“The spank”. Letteralmente ‘la sculacciata’. Questo il titolo del testo teatrale a due voci scritto da Hanif Kureishi durante la pandemia: il nomignolo dato dai due protagonisti al pub dove si ritrovano. Uno scambio tra amici, un rapporto che si consuma tra le mura asfittiche di un luogo di incontro che è un po’ una casa, un po’ un rifugio, a volte un confessionale. Perché tutto nasce da un racconto di Sonny, affermato dentista, a Vargas, semplice farmacista: un racconto tra uomini, quasi goliardico, alla ricerca di complicità di genere e anche per condividere un entusiasmo che altrimenti, tenuto dentro, si rimpicciolisce e potrebbe svanire nelle pieghe infingarde della quotidianità.
Sonny, interpretato magnificamente da Valerio Binasco (che durante l’evento di presentazione della pubblicazione della pièce ha dichiarato una personale vicinanza ai fatti narrati, al punto da aderire fisicamente al personaggio), è un uomo estroverso, fisico, passionale. Vargas, interpretato da Filippo Dini (che cura anche la regia dello spettacolo), è un uomo mite, frustrato, poco amato da piccolo: nella dimensione familiare trova compensazione e riconoscimento, nello scambio con una moglie dalla forte personalità prende forma mimetizzandosi nelle serate a parlare, nelle alte aspettative riposte sulla figlia, nell’ambizione di guadagno attraverso l’investimento in un nuovo studio dentistico insieme all’amico. Siamo a un punto di svolta: dalla prima entrata in scena dei due si evince che la rottura è prossima, fa capolino dallo specchio, dalle porticine laterali, dal proscenio, dalle quinte.

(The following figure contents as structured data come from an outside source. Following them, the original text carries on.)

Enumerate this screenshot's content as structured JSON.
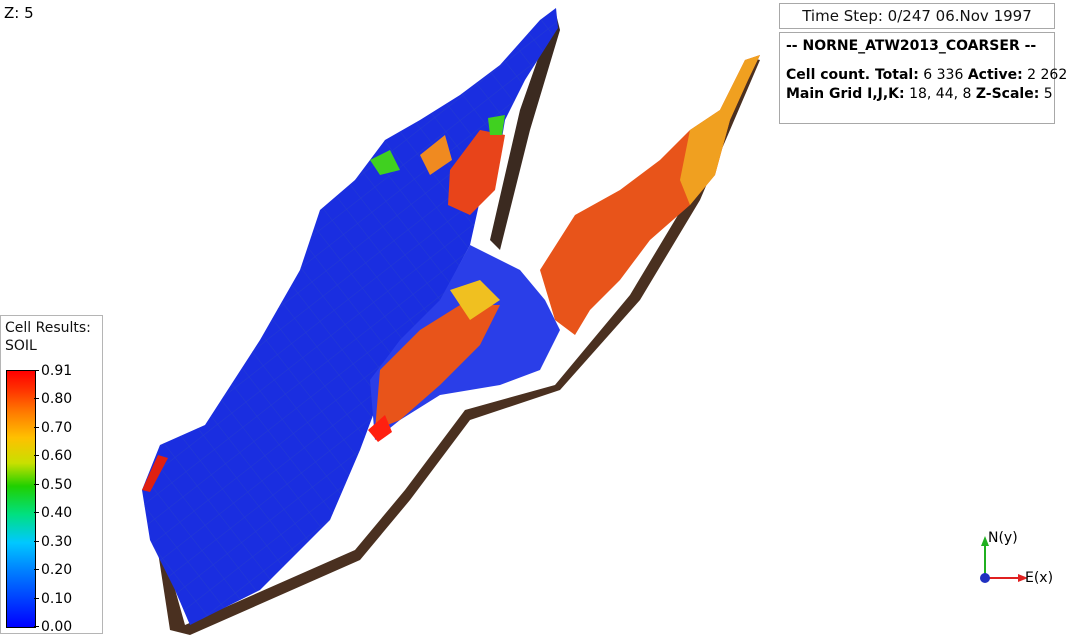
{
  "viewer": {
    "z_scale_label": "Z: 5",
    "time_step": "Time Step: 0/247 06.Nov 1997"
  },
  "info": {
    "title": "-- NORNE_ATW2013_COARSER --",
    "cell_count_label": "Cell count. Total:",
    "cell_total": "6 336",
    "active_label": "Active:",
    "active_value": "2 262",
    "main_grid_label": "Main Grid I,J,K:",
    "main_grid_value": "18, 44, 8",
    "zscale_label": "Z-Scale:",
    "zscale_value": "5"
  },
  "legend": {
    "title_line1": "Cell Results:",
    "title_line2": "SOIL",
    "ticks": [
      "0.91",
      "0.80",
      "0.70",
      "0.60",
      "0.50",
      "0.40",
      "0.30",
      "0.20",
      "0.10",
      "0.00"
    ],
    "min": 0.0,
    "max": 0.91
  },
  "axes": {
    "north_label": "N(y)",
    "east_label": "E(x)"
  },
  "colors": {
    "low": "#0000ff",
    "high": "#ff0000",
    "grid_line": "#1f3fbf",
    "side_brown": "#5a3a2a"
  }
}
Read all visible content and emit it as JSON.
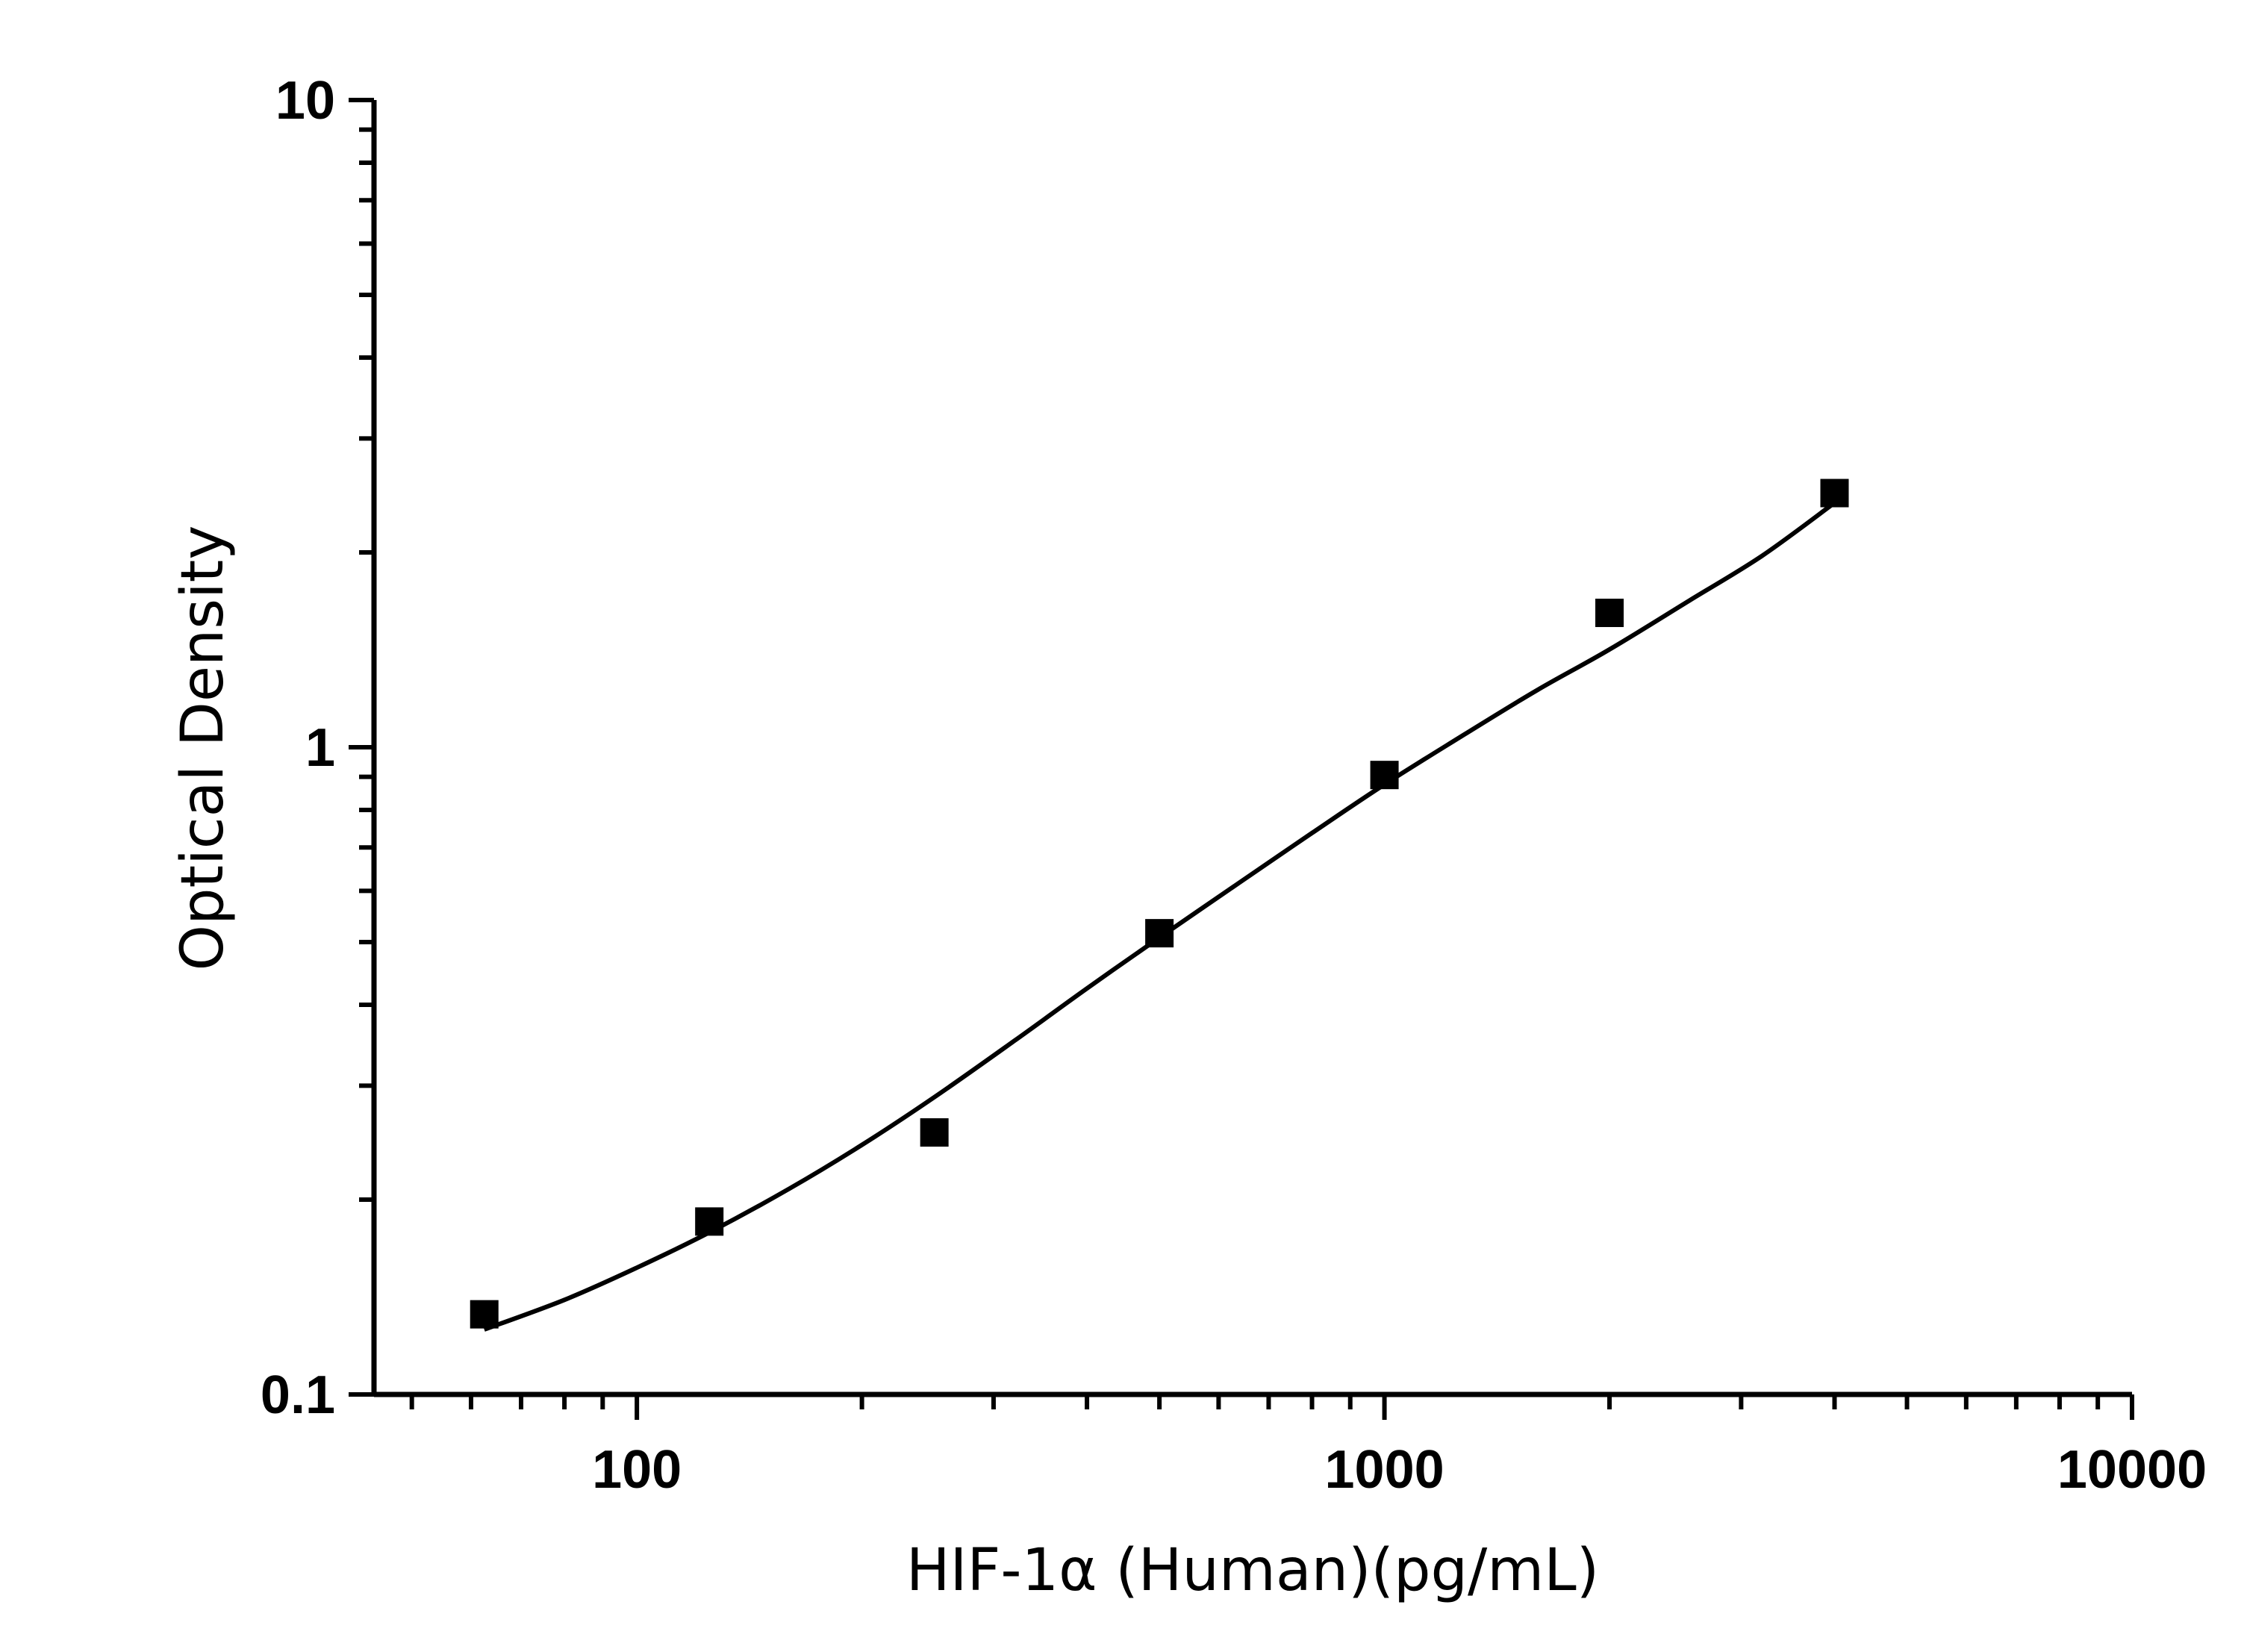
{
  "chart_data": {
    "type": "scatter",
    "xlabel": "HIF-1α (Human)(pg/mL)",
    "ylabel": "Optical Density",
    "x_scale": "log",
    "y_scale": "log",
    "xlim": [
      44.5,
      10000
    ],
    "ylim": [
      0.1,
      10
    ],
    "x_ticks": [
      {
        "value": 100,
        "label": "100"
      },
      {
        "value": 1000,
        "label": "1000"
      },
      {
        "value": 10000,
        "label": "10000"
      }
    ],
    "y_ticks": [
      {
        "value": 0.1,
        "label": "0.1"
      },
      {
        "value": 1,
        "label": "1"
      },
      {
        "value": 10,
        "label": "10"
      }
    ],
    "grid": false,
    "legend": "none",
    "series": [
      {
        "kind": "points",
        "marker": "square",
        "color": "#000000",
        "x": [
          62.5,
          125,
          250,
          500,
          1000,
          2000,
          4000
        ],
        "y": [
          0.133,
          0.185,
          0.254,
          0.516,
          0.906,
          1.613,
          2.47
        ]
      },
      {
        "kind": "fitted-curve",
        "color": "#000000",
        "x": [
          62.5,
          80,
          100,
          125,
          160,
          200,
          250,
          320,
          400,
          500,
          640,
          800,
          1000,
          1280,
          1600,
          2000,
          2560,
          3200,
          4000
        ],
        "y": [
          0.126,
          0.14,
          0.157,
          0.178,
          0.208,
          0.243,
          0.288,
          0.352,
          0.424,
          0.508,
          0.618,
          0.737,
          0.876,
          1.047,
          1.225,
          1.416,
          1.686,
          1.976,
          2.386
        ]
      }
    ]
  }
}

Kureishi ha dichiarato di voler rappresentare le ragioni per cui ci si separa, in amore come in amicizia: quello gli preme indagare. Quanta deflagrazione produrrà un piccolo accadimento personale sulla vita di altre persone? Quanti feriti e quante ferite può provocare un fatto di secondaria importanza per i correlati? A quale sbando si può arrivare per una notte di passione? Una fotografia erotica, una camera in una bettola, un concerto: la lunga conversazione lascia emergere – come naufraghi – i coinvolti non presenti: le due rispettive mogli, i figli, la donna del peccato. Quando si parla si tira sempre in mezzo qualcuno che non è presente. Quando si parla in confidenza si rivela più di quanto si pensava di fare. Quando si parla a un amico ci si apre escludendo il rischio di venire traditi. Quanto conta la morale, il buon agire, quanto conta il giudizio degli altri nella ricerca – vana – della felicità?
Tra dichiarazioni assertive – “Finché non stai bene, non sai quanto stavi male” (Sonny, scena uno) – battute di sincerità lancinante – “Senza Nina, la mia vita sarebbe un lungo attacco di panico”(Vargas, scena due) – verità al limite dell’ovvio – “L’intimità vera è la vita di tutti i giorni” (Vargas, scena cinque) – conclusioni consolatorie – “La sincerità assoluta ha i suoi limiti” (Sonny, scena otto) – lungo l’arco temporale dello spettacolo si compie una immersione nel mondo dell’amicizia maschile, nella ruvidità dei modi, nella infausta apertura del cuore. L’egoismo, al mondo, regna sovrano. Il pub “Spankies” è un microcosmo di perversioni, allusioni, decisioni, abisso, scelte di vita. Vargas narratore, nei cambi scena a sipario aperto, tira le fila della cronologia, della caduta di Sonny, dell’impossibilità di proteggere se stessi e nel frattempo gli altri. Una messa in scena formalmente lineare, scene e costumi a tono, recitazione ispirata in un crescendo di partecipazione da parte del pubblico, sia maschile che femminile. La messa a nudo dei personaggi corrisponde a una esposizione di vizi e virtù, di alienazione e ricatto familiare, una esibizione plateale dei contrasti insiti nelle relazioni umane. Nel dialogo tra due persone si perde la faccia facilmente, si recupera fiducia in se stessi, si rischia puntando tutto sulla carta vincente, che si giochi onestamente o che si bluffi fino all’ultima lacrima di sangue.
Si esce dal teatro con mille domande, come è giusto che sia: è più interessante trovare nuovi dubbi che insperate, altrui risposte, giuste o sbagliate che siano.
Al Teatro Parioli di Roma sino al 13 febbraio
The Spank – regia: Filippo Dini dall’omonimo testo di Hanif Kureishi (traduzione di Monica Capuani); scene: Laura Benzi; costumi: Katarina Vukcevic; luci: Pasquale Mari; musiche: Aleph Viola; interpreti: Filippo Dini e Valerio Binasco; produzione: Teatro Stabile di Torino – Teatro Nazionale, 2020; durata: 100 minuti (un atto).